Albertengo fue sentenciado ese año por el juez de Sentencia Antonio Ramos a 20 años de prisión y
declarado reincidente porque ya tenía una condena previa. Esa condición de reincidente implicaba
que el condenado no podría acceder en el futuro al régimen de libertad condicional.

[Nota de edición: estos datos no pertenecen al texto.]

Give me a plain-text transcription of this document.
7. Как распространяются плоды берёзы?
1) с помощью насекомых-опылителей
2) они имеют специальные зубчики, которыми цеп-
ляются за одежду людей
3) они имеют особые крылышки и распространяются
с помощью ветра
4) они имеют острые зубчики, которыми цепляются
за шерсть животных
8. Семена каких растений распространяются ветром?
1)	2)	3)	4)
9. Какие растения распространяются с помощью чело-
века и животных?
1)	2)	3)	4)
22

La pena de Albertengo se cumpliría a mediados de 2014, pero una conmutación con la que lo
benefició el Poder Ejecutivo provincial acortó ese plazo hasta agosto de 2013, lo cual permitió que
hacia fines de 2003, al cumplir la mitad de la condena, pidiera acogerse al beneficio de las
salidas transitorias.
"Para conseguirlo tuvo que superar varios requisitos y filtros legales que se cumplieron desde
el primero al último", dijo Camporini a este diario. Entre esos filtros se destacan los dictámenes
favorables de un organismo técnico criminológico de la cárcel de Coronda (integrado por un equipo
interdisciplinario de especialistas) y del Consejo Asesor del director de ese presidio, que
coincidentemente recomendaron concederle el régimen de salidas transitorias porque Albertengo tenía
buena conducta.
Según Camporini, luego de obtener esas recomendaciones el director de la cárcel elevó el pedido
de Albertengo al juez que se ocupa de controlar el cumplimiento de la sentencia de los detenidos,
quien evaluó que correspondía condecerle el beneficio y se lo otorgó.

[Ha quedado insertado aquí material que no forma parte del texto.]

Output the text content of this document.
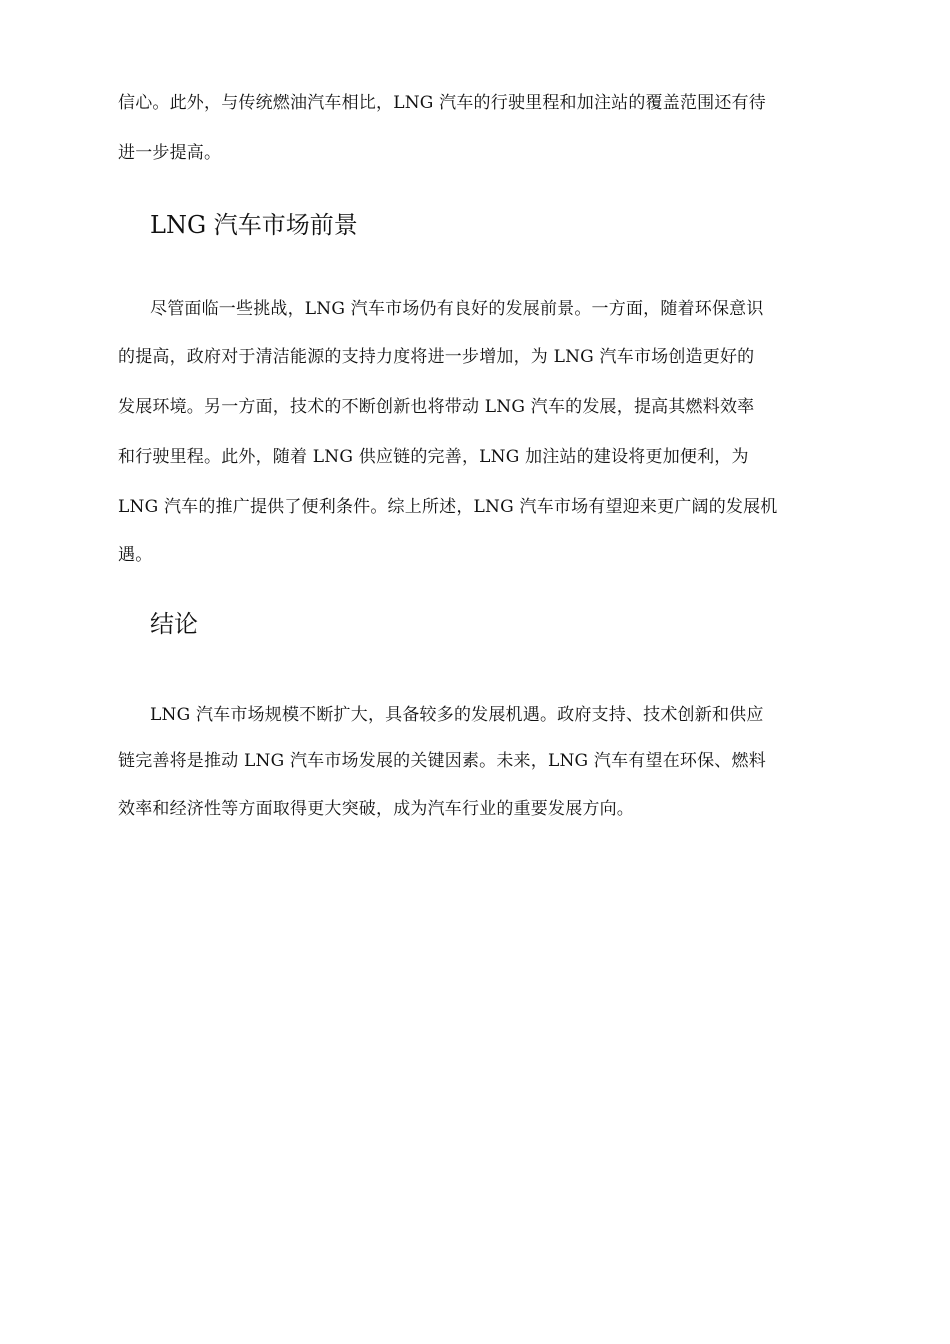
信心。此外，与传统燃油汽车相比，LNG 汽车的行驶里程和加注站的覆盖范围还有待
进一步提高。
LNG 汽车市场前景
尽管面临一些挑战，LNG 汽车市场仍有良好的发展前景。一方面，随着环保意识
的提高，政府对于清洁能源的支持力度将进一步增加，为 LNG 汽车市场创造更好的
发展环境。另一方面，技术的不断创新也将带动 LNG 汽车的发展，提高其燃料效率
和行驶里程。此外，随着 LNG 供应链的完善，LNG 加注站的建设将更加便利，为
LNG 汽车的推广提供了便利条件。综上所述，LNG 汽车市场有望迎来更广阔的发展机
遇。
结论
LNG 汽车市场规模不断扩大，具备较多的发展机遇。政府支持、技术创新和供应
链完善将是推动 LNG 汽车市场发展的关键因素。未来，LNG 汽车有望在环保、燃料
效率和经济性等方面取得更大突破，成为汽车行业的重要发展方向。
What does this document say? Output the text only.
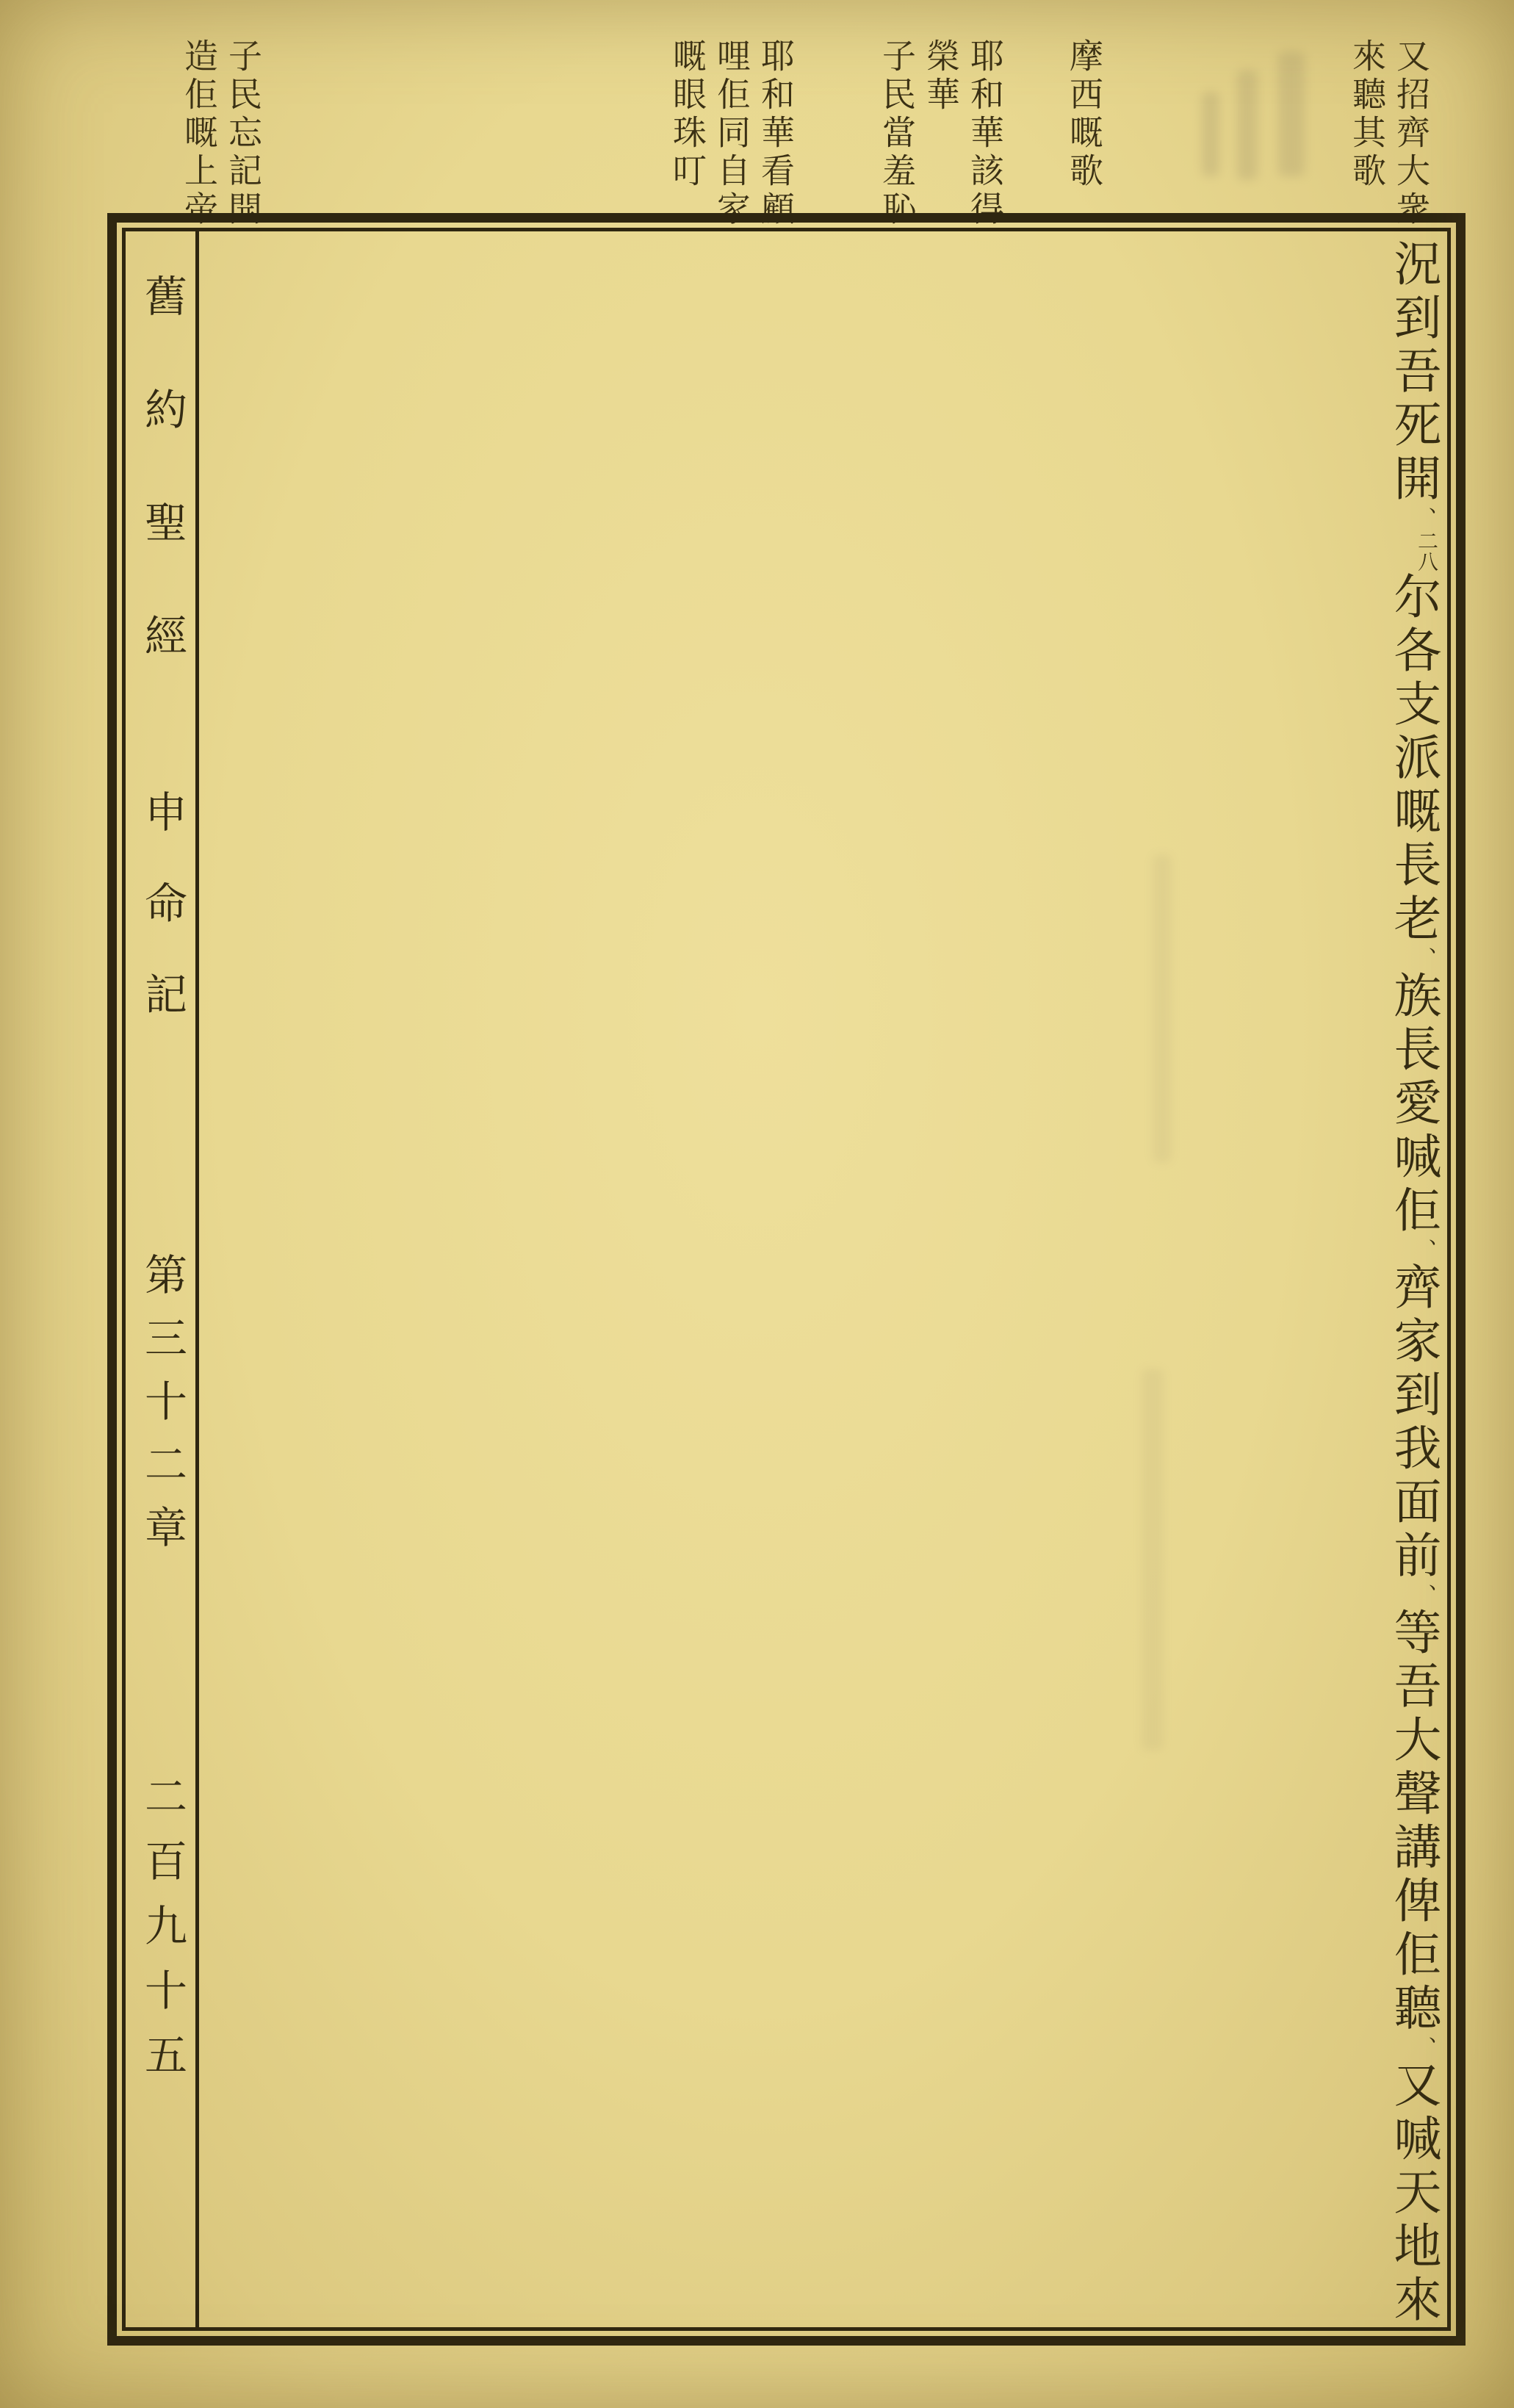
又招齊大衆
來聽其歌
摩西嘅歌
耶和華該得
榮華
子民當羞恥
耶和華看顧
哩佢同自家
嘅眼珠叮
子民忘記開
造佢嘅上帝
舊約聖經
申命記
第三十二章
二百九十五
況到吾死開、二八尔各支派嘅長老、族長愛喊佢、齊家到我面前、等吾大聲講俾佢聽、又喊天地來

El fiscal de Cámaras explicó que las primeras salidas transitorias de Albertengo se hicieron con
una custodia del Servicio Penitenciario Provincial, como corresponde en estos casos, y luego
siguieron bajo la tutela de un civil, que se hace responsable de su conducta. En el medio fue
transferido de Coronda a la cárcel de Rosario para acercarlo a su familia. Finalmente el detenido
accedió también al permiso de salidas laborales porque, según Camporini, una vez más había cumplido
con todos los requisitos. "Desde que comenzó con las salidas transitorias nunca hubo un solo
informe negativo sobre su conducta", aseguró.
El fiscal también explicó que tanto el régimen de salidas transitorias como el de salidas
laborales intentan reinsertar progresivamente a los condenados de buena conducta en la sociedad, y
que mientras dura ese régimen se los evalúa cada seis meses. "En el caso de Albertengo nunca hubo
un solo indicio que permitiera suponer que volvería a delinquir", afirmó.
Camporini dijo además que el índice de reincidencia en el delito de quienes se acogen a los
beneficios de salidas transitorias y laborales demuestran que sus objetivos se cumplen. "Las
estadísticas prueban que muy pocos reinciden", aseguró.
Por último, retificó que en el caso de Albertengo las salidas se otorgaron siguiendo todas las
pautas previstas por las leyes. "En este caso lo legal fue haberselo condedido ya que cumplió con
todos los requisitos y pasó todos los filtros", sostuvo.